The High Court has issued an important ruling on sharing data for law enforcement purposes. Alessandra Gettins, Hugh Giles and Andrew Latham look at the lessons for police forces and their partner agencies.
Following a judicial review challenge, the High Court has concluded that an Information Sharing Agreement (ISA) between Sussex Police and the area Business Crime Reduction Partnership (BCRP) complied with the requirements of the Data Protection Act 2018. This is the first case that has dealt in detail with a challenge to the lawfulness of sharing data under the ‘law enforcement’ provisions in the Data Protection Act 2018. It therefore is of interest to police forces, and also to partner agencies and organisations with whom crime-related information is shared.
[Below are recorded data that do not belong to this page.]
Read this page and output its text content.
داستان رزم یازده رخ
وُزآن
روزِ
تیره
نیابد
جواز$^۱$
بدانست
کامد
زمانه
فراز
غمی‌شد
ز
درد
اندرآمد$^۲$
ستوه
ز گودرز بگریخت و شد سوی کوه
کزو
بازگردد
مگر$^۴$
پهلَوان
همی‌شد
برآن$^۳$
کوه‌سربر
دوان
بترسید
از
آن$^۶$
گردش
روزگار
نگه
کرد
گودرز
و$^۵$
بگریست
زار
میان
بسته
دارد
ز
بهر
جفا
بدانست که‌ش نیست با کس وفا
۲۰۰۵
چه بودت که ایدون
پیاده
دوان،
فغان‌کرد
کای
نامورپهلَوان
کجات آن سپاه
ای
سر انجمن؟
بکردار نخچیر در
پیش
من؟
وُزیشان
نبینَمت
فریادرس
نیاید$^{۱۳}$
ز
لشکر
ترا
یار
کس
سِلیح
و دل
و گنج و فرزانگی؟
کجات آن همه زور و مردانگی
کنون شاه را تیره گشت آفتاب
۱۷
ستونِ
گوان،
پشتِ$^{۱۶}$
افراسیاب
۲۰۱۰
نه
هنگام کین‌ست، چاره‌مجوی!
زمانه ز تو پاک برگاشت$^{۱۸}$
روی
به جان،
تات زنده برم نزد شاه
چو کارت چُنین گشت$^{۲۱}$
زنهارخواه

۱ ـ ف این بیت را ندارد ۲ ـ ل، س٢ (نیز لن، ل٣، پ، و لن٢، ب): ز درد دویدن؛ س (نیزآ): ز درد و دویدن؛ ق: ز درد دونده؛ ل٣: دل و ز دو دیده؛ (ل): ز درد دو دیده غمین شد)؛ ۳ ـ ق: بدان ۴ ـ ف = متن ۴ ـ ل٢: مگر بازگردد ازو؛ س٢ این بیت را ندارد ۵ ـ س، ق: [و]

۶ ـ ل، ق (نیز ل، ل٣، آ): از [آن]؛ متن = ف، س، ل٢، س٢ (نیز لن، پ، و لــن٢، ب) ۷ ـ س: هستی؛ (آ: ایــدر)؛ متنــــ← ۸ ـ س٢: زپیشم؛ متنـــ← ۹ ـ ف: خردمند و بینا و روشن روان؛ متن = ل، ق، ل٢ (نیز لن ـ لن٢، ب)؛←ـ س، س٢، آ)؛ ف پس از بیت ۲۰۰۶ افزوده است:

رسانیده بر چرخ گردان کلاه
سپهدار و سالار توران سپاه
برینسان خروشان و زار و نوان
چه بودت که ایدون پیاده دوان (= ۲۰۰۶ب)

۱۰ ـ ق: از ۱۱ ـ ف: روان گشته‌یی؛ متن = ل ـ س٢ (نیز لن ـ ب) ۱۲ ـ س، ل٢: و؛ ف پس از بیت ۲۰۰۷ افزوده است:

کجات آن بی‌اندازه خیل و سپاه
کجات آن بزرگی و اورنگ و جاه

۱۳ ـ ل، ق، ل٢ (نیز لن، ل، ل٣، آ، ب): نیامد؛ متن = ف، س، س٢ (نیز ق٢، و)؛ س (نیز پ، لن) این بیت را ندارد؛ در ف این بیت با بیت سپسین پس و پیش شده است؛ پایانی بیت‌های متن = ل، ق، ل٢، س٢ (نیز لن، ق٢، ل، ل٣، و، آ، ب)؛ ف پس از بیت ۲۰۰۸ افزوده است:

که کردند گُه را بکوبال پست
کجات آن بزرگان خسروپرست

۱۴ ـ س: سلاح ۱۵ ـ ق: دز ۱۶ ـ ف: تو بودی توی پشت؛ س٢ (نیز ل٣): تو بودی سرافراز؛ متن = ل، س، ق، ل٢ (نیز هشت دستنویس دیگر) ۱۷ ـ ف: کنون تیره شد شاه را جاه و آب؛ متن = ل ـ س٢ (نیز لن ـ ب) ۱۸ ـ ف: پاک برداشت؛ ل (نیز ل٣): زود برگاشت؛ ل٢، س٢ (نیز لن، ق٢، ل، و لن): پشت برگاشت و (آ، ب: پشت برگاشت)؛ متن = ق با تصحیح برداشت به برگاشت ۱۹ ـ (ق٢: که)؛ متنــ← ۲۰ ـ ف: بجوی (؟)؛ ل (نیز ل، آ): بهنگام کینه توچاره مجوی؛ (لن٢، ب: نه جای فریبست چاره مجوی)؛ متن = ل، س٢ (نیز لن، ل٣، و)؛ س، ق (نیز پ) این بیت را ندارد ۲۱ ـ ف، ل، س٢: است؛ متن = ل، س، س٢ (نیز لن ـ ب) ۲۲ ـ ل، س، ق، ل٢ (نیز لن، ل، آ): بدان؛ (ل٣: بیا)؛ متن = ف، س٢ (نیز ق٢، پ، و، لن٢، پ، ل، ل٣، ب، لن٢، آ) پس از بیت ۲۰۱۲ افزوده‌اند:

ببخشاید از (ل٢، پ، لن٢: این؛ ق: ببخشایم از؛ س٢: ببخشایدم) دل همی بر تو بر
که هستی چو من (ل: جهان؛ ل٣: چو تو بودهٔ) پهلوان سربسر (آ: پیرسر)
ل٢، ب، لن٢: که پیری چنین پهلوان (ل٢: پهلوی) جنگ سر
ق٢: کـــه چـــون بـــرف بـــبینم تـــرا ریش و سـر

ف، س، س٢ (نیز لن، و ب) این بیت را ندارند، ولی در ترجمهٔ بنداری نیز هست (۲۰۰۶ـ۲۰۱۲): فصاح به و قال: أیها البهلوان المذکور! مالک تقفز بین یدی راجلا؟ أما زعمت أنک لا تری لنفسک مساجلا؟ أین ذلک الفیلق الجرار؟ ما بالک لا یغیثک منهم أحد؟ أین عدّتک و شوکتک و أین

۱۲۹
The claim was brought following the disclosure to the BCRP of the name, date of birth and photograph of a 16-year-old (C), plus bail conditions to which she was subject, and an assessment of her vulnerability to child sexual exploitation. The BCRP has more than 500 members, including businesses and retailers, private security firms, pubs, bars and nightclubs. The BCRP’s main role is the management of an exclusion notice scheme, prohibiting persons from entering its members' premises. Information sharing under the agreement took place via a secure intranet, to allow members to identify individuals who may be subject to exclusion.
In M, R (on the application of) v The Chief Constable of Sussex Police & Anor  EWHC 975 (Admin) the Court held that the Sussex Police was a data controller of the data it shared, but left open the question of whether the BCRP members were joint controllers or independent controllers (although the court leaned towards the former). The court held nothing turned on the distinction.
The Court listed the various statutory requirements to have safeguards in place connected with the processing/sharing of personal data. However, the Court held that the assessment of whether the ISA breached the Data Protection Act 2018 needed to take account of all the various safeguards that were in place, in a holistic manner. The Court went on to assess whether the safeguards in place through the agreement were sufficient to meet the statutory requirements, and in particular by reference to an assessment of:
- the nature of the data that shared under the agreement;
- the provisions as to who it was shared with and control over any onward sharing;
- the requirements for the training and vetting of recipients of the data; and
- the degree to which the specific interests of children are factored into the proportionality exercise.
Taken together, the Court’s view was that the ISA, together with the various appendices and a ‘legitimate interests assessment’, did provide sufficient safeguards and effective measures, including technological measures, to meet the relevant requirements of the Data Protection Act 2018. In reaching that conclusion, the Court took into account the purposes of the ISA (public protection and the prevention of crime), and therefore the need for sharing with a fairly wide group, i.e. employees of BCRP members.
However, the Court concluded that the sharing of the assessment of C’s vulnerability to CSE, which pre-dated the Data Protection Act 2018, was unlawful.
What to take away
The case is useful in setting out an approach that Court may well take going forwards in challenges to data sharing exercises (whether by the police under the Data Protection Act 2018, or others under the GDPR).
The ISA under challenge was an extensive and iterative document, supported by various operating procedures and a technical network, and controls over how data was shared in practice. The fact that there were documented controls in place, and these formed part of a ‘holistic’ set of measures, played in the police’s favour. Forces and organisations may wish to compare their own similar arrangements to the Sussex model.
However, the Court was critical of some of the drafting in the ISA, and in particular that certain provisions were ‘opaque’, and that appendices were missing/misnamed. This illustrates the importance of keeping agreements (and the underlying arrangements) under review as ‘living’ documents, rather than simply as a ‘one time’ exercise in compliance. The judge was also critical of the police’s approach to disclosure and their late submission of evidence as amounting to a failure to comply with the ‘duty of candour’ in the judicial review proceedings itself – which in the judge’s eyes did not sit comfortably in a challenge about disclosure and information law. The Court concluded that there almost certainly was relevant material that had not been disclosed by the police. Public bodies under challenge in JR proceedings are required to "assist the court with full and accurate explanations of all the facts relevant to the issue the court must decide" and to disclose "materials which are reasonably required for the court to arrive at an accurate decision".
Finally, the conclusion that the sharing of the CSE information was unlawful illustrates that it is not simply a question of what the underlying arrangements are, but how they are applied in practice, that poses a legal risk to organisations.